Project description:This study aimed to develop and validate an automated machine learning (ML) system that predicts 3-month functional outcomes in acute ischemic stroke (AIS) patients by combining clinical and neuroimaging features. Functional outcomes were categorized as unfavorable (modified Rankin Scale ≥ 3) or not. A clinical model employing optimal clinical features (Model_A), a convolutional neural network model incorporating imaging data (Model_B), and an integrated model combining both imaging and clinical features (Model_C) were developed and tested to predict unfavorable outcomes. The developed models were compared with each other and with traditional risk-scoring models. The dataset comprised 4147 patients from a multicenter stroke registry, with 1268 (30.6%) experiencing unfavorable outcomes.

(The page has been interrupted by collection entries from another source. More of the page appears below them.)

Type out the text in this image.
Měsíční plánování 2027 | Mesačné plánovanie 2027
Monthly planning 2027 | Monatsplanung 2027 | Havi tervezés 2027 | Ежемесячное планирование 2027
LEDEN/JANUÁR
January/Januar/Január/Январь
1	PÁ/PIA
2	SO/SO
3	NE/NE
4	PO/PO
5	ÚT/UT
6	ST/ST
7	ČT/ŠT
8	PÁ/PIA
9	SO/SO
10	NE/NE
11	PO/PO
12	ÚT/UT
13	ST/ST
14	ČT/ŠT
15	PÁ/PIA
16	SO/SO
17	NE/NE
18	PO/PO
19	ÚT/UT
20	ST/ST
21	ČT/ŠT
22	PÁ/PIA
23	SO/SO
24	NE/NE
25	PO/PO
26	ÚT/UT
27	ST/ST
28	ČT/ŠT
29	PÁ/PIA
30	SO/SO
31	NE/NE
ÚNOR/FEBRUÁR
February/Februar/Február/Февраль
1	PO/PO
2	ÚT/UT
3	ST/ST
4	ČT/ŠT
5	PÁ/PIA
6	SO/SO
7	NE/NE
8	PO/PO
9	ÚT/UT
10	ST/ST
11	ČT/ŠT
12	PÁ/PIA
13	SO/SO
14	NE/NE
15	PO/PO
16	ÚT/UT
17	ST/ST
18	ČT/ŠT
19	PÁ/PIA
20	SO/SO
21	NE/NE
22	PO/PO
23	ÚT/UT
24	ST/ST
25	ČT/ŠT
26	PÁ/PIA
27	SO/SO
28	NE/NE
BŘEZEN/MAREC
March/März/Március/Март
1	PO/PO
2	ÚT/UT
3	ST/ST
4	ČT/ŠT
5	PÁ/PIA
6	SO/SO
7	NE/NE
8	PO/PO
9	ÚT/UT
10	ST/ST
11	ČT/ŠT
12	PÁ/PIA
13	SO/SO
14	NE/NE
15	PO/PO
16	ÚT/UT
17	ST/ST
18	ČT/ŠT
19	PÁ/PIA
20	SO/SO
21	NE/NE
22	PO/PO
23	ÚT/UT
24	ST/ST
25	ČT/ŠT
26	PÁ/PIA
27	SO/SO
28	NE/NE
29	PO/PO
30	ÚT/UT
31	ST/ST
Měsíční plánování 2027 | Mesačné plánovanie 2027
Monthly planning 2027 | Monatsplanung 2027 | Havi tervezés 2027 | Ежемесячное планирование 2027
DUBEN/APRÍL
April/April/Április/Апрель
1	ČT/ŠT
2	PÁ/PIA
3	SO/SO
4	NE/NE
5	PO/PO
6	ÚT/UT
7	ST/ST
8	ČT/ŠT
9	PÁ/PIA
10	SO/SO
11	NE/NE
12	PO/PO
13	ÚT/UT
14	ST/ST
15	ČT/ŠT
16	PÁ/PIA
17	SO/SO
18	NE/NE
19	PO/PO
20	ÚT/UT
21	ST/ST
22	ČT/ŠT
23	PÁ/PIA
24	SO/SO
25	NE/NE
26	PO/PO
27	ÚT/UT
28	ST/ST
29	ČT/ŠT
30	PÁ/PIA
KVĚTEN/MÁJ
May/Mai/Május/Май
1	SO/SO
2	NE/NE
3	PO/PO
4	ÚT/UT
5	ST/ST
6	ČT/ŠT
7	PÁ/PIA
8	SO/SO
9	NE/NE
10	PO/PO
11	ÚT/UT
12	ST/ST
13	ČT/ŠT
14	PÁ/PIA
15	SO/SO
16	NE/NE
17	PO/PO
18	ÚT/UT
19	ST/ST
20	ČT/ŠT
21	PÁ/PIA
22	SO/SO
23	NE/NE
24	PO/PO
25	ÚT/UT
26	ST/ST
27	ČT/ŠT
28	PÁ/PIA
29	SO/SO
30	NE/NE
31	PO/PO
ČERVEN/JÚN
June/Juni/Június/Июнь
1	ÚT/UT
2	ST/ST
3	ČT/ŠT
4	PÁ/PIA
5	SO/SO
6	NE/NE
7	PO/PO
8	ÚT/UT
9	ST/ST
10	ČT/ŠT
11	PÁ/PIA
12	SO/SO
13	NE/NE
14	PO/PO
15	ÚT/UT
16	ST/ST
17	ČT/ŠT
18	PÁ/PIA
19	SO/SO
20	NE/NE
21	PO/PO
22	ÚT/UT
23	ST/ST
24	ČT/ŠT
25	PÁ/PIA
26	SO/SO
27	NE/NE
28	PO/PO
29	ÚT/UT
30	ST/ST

Age, initial NIHSS, and early neurologic deterioration were identified as the most important clinical features. The ML model prediction achieved an area under the curves of 0.757 (95% CI 0.726-0.789) for Model_A, 0.725 (95% CI 0.693-0.755) for Model_B, and 0.786 (95% CI 0.757-0.814) for Model_C in the test set. The integrated models outperformed traditional risk-scoring models by 0.21 (95% CI 0.16-0.25) for HIAT and 0.15 (95% CI 0.11-0.19) for THRIVE. In conclusion, the integrated ML system enhanced stroke outcome prediction by combining imaging data and clinical features, outperforming traditional risk-scoring models.